Title: Evaluation of the role of I(KACh) in atrial fibrillation using a mouse knockout model.

Authors: P Kovoor, K Wickman, C T Maguire, W Pu, J Gehrmann, C I Berul, D E Clapham

Journal, date & volume: J. Am. Coll. Cardiol., 2001 Jun 15 , 37, 2136-43

PubMed link: http://www.ncbi.nlm.nih.gov/pubmed/11419900


Abstract
We sought to study the role of I(KACh) in atrial fibrillation (AF) and the potential electrophysiologic effects of a specific I(KACh) antagonist.I(KACh) mediates much of the cardiac responses to vagal stimulation.

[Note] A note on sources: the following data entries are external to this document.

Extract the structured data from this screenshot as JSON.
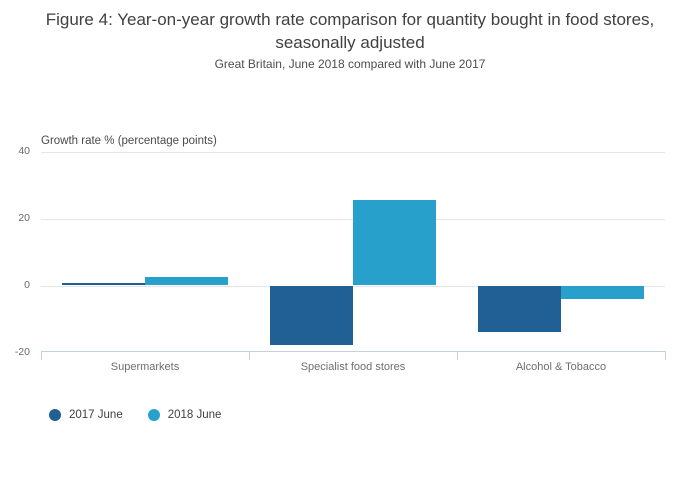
{
  "header": {
    "title": "Figure 4: Year-on-year growth rate comparison for quantity bought in food stores, seasonally adjusted",
    "subtitle": "Great Britain, June 2018 compared with June 2017"
  },
  "chart_data": {
    "type": "bar",
    "categories": [
      "Supermarkets",
      "Specialist food stores",
      "Alcohol & Tobacco"
    ],
    "series": [
      {
        "name": "2017 June",
        "color": "#206095",
        "values": [
          0.6,
          -17.7,
          -13.9
        ]
      },
      {
        "name": "2018 June",
        "color": "#27A0CC",
        "values": [
          2.6,
          25.6,
          -3.9
        ]
      }
    ],
    "title": "Figure 4: Year-on-year growth rate comparison for quantity bought in food stores, seasonally adjusted",
    "subtitle": "Great Britain, June 2018 compared with June 2017",
    "xlabel": "",
    "ylabel": "Growth rate % (percentage points)",
    "yticks": [
      40,
      20,
      0,
      -20
    ],
    "ylim": [
      -20,
      40
    ],
    "grid": true,
    "legend_position": "bottom-left",
    "colors": {
      "series_2017": "#206095",
      "series_2018": "#27A0CC",
      "gridline": "#e6e6e6",
      "axis_band": "#c3d0e2",
      "title_text": "#414141",
      "tick_text": "#696969"
    }
  }
}
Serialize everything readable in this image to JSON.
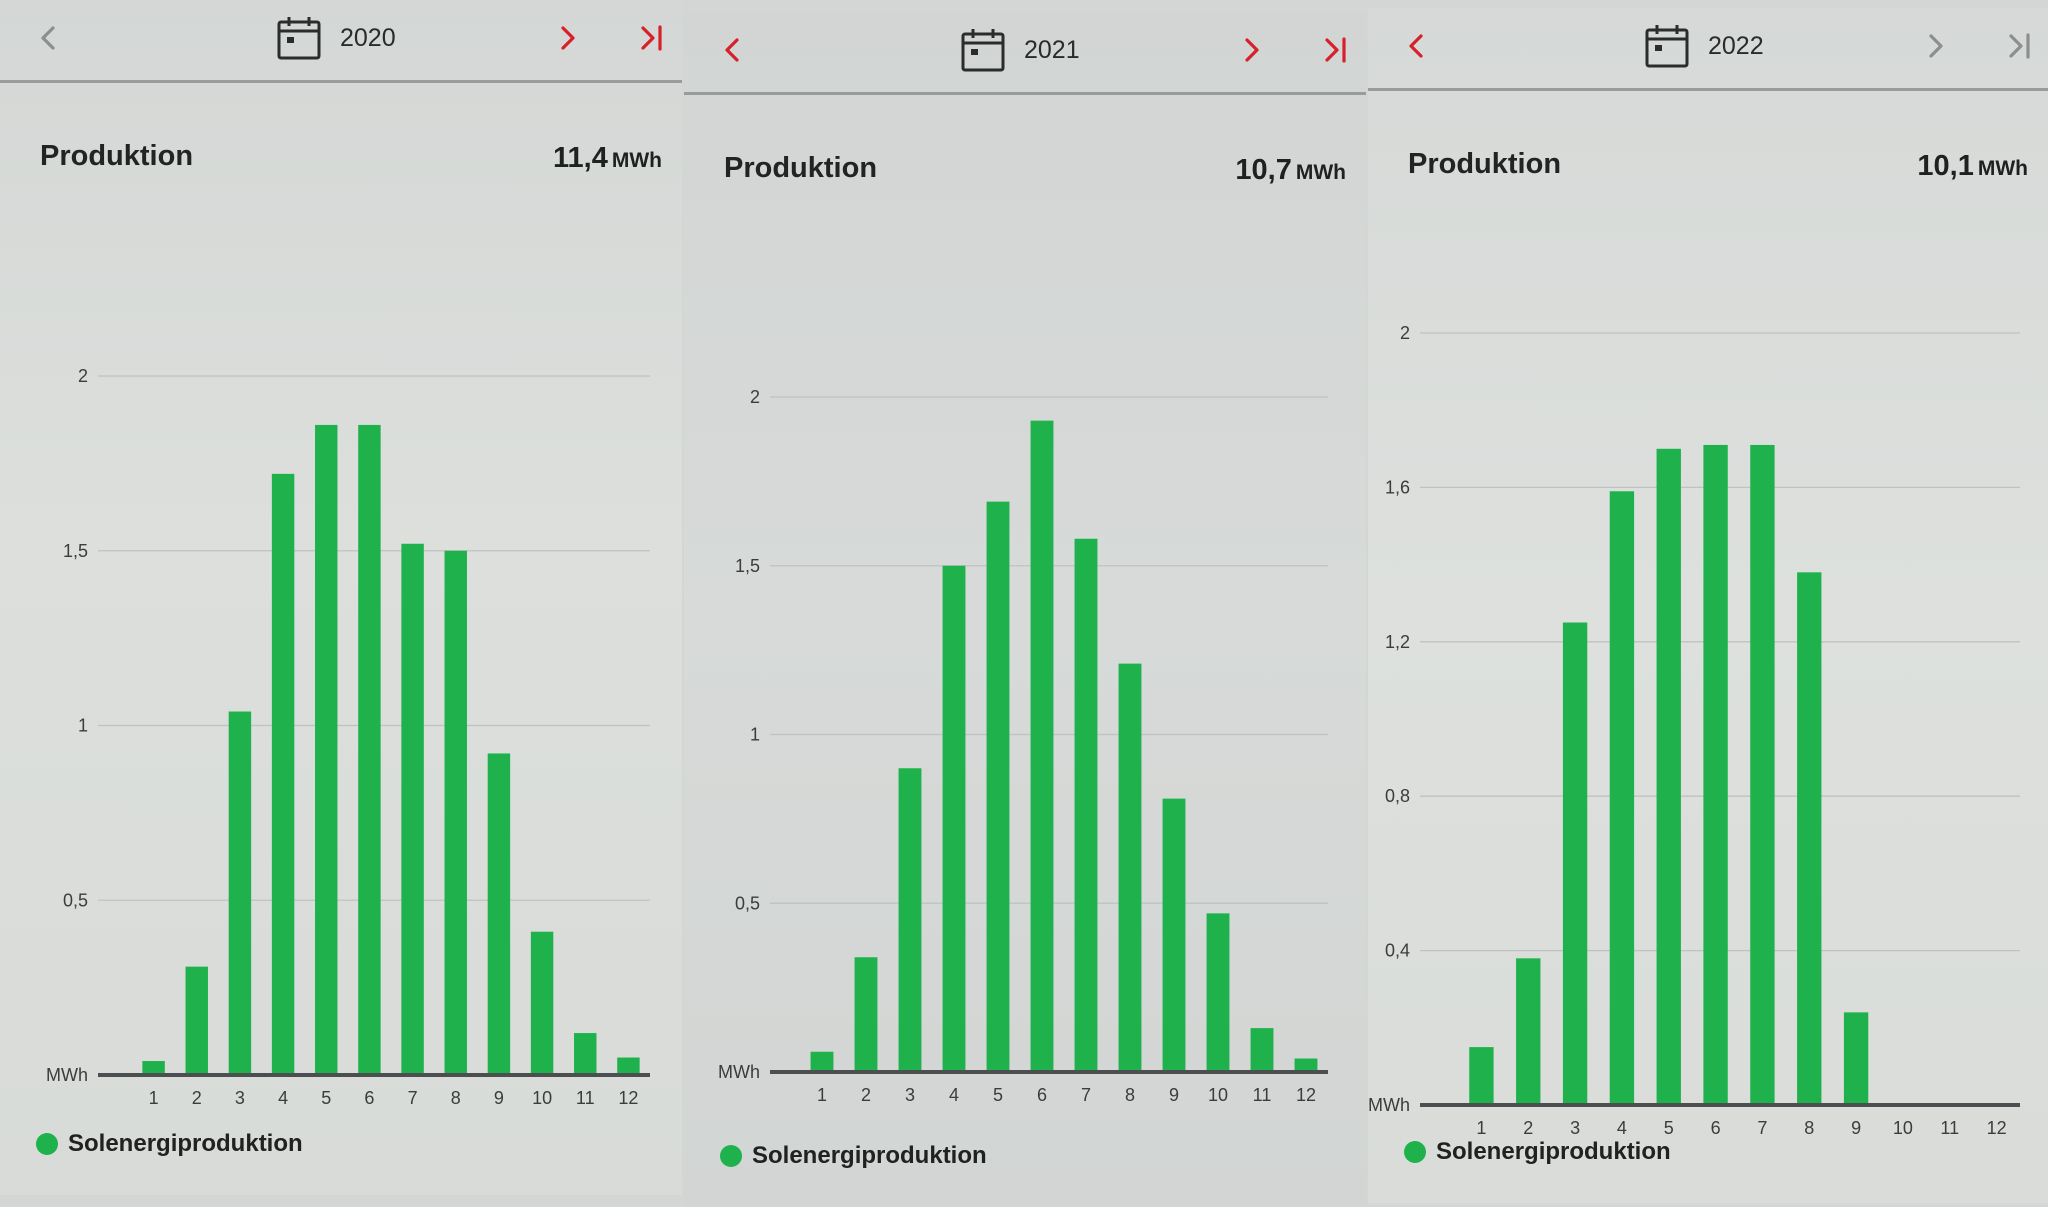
{
  "colors": {
    "bar": "#1fb24c",
    "nav_active": "#d6202a",
    "nav_disabled": "#8d8f8e",
    "text": "#222423"
  },
  "icons": {
    "prev": "chevron-left-icon",
    "next": "chevron-right-icon",
    "last": "skip-to-end-icon",
    "date": "calendar-icon"
  },
  "panels": [
    {
      "nav": {
        "prev_enabled": false,
        "next_enabled": true,
        "last_enabled": true
      },
      "year": "2020",
      "section_title": "Produktion",
      "total_value": "11,4",
      "total_unit": "MWh",
      "legend_label": "Solenergiproduktion"
    },
    {
      "nav": {
        "prev_enabled": true,
        "next_enabled": true,
        "last_enabled": true
      },
      "year": "2021",
      "section_title": "Produktion",
      "total_value": "10,7",
      "total_unit": "MWh",
      "legend_label": "Solenergiproduktion"
    },
    {
      "nav": {
        "prev_enabled": true,
        "next_enabled": false,
        "last_enabled": false
      },
      "year": "2022",
      "section_title": "Produktion",
      "total_value": "10,1",
      "total_unit": "MWh",
      "legend_label": "Solenergiproduktion"
    }
  ],
  "chart_data": [
    {
      "type": "bar",
      "title": "Produktion",
      "ylabel": "MWh",
      "categories": [
        "1",
        "2",
        "3",
        "4",
        "5",
        "6",
        "7",
        "8",
        "9",
        "10",
        "11",
        "12"
      ],
      "series": [
        {
          "name": "Solenergiproduktion",
          "values": [
            0.04,
            0.31,
            1.04,
            1.72,
            1.86,
            1.86,
            1.52,
            1.5,
            0.92,
            0.41,
            0.12,
            0.05
          ]
        }
      ],
      "ylim": [
        0,
        2
      ],
      "yticks": [
        {
          "value": 0.5,
          "label": "0,5"
        },
        {
          "value": 1,
          "label": "1"
        },
        {
          "value": 1.5,
          "label": "1,5"
        },
        {
          "value": 2,
          "label": "2"
        }
      ],
      "grid": true,
      "legend": "bottom-left"
    },
    {
      "type": "bar",
      "title": "Produktion",
      "ylabel": "MWh",
      "categories": [
        "1",
        "2",
        "3",
        "4",
        "5",
        "6",
        "7",
        "8",
        "9",
        "10",
        "11",
        "12"
      ],
      "series": [
        {
          "name": "Solenergiproduktion",
          "values": [
            0.06,
            0.34,
            0.9,
            1.5,
            1.69,
            1.93,
            1.58,
            1.21,
            0.81,
            0.47,
            0.13,
            0.04
          ]
        }
      ],
      "ylim": [
        0,
        2
      ],
      "yticks": [
        {
          "value": 0.5,
          "label": "0,5"
        },
        {
          "value": 1,
          "label": "1"
        },
        {
          "value": 1.5,
          "label": "1,5"
        },
        {
          "value": 2,
          "label": "2"
        }
      ],
      "grid": true,
      "legend": "bottom-left"
    },
    {
      "type": "bar",
      "title": "Produktion",
      "ylabel": "MWh",
      "categories": [
        "1",
        "2",
        "3",
        "4",
        "5",
        "6",
        "7",
        "8",
        "9",
        "10",
        "11",
        "12"
      ],
      "series": [
        {
          "name": "Solenergiproduktion",
          "values": [
            0.15,
            0.38,
            1.25,
            1.59,
            1.7,
            1.71,
            1.71,
            1.38,
            0.24,
            0,
            0,
            0
          ]
        }
      ],
      "ylim": [
        0,
        2
      ],
      "yticks": [
        {
          "value": 0.4,
          "label": "0,4"
        },
        {
          "value": 0.8,
          "label": "0,8"
        },
        {
          "value": 1.2,
          "label": "1,2"
        },
        {
          "value": 1.6,
          "label": "1,6"
        },
        {
          "value": 2,
          "label": "2"
        }
      ],
      "grid": true,
      "legend": "bottom-left"
    }
  ]
}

Vagal stimulation predisposes to AF, but the specific role of I(KACh) in the generation of AF and the electrophysiologic effects of specific I(KACh) blockade have not been studied.Adult wild-type (WT) and I(KACh)-deficient knockout (KO) mice were studied in the absence and presence of the muscarinic receptor agonist carbachol. The electrophysiologic features of KO mice were compared with those of WT mice to assess the potential effects of a specific I(KACh) antagonist.Atrial fibrillation lasting for a mean of 5.7+/-11 min was initiated in 10 of 14 WT mice in the presence of carbachol, but not in the absence of carbachol. Atrial arrhythmia could not be induced in KO mice. Ventricular tachyarrhythmia could not be induced in either type of mouse. Sinus node recovery times after carbachol and sinus cycle lengths were shorter and ventricular effective refractory periods were greater in KO mice than in WT mice. There was no significant difference between KO and WT mice in AV node function.Activation of I(KACh) predisposed to AF and lack of I(KACh) prevented AF. It is likely that I(KACh) plays a crucial role in the generation of AF in mice. Specific I(KACh) blockers might be useful for the treatment of AF without significant adverse effects on the atrioventricular node or the ventricles.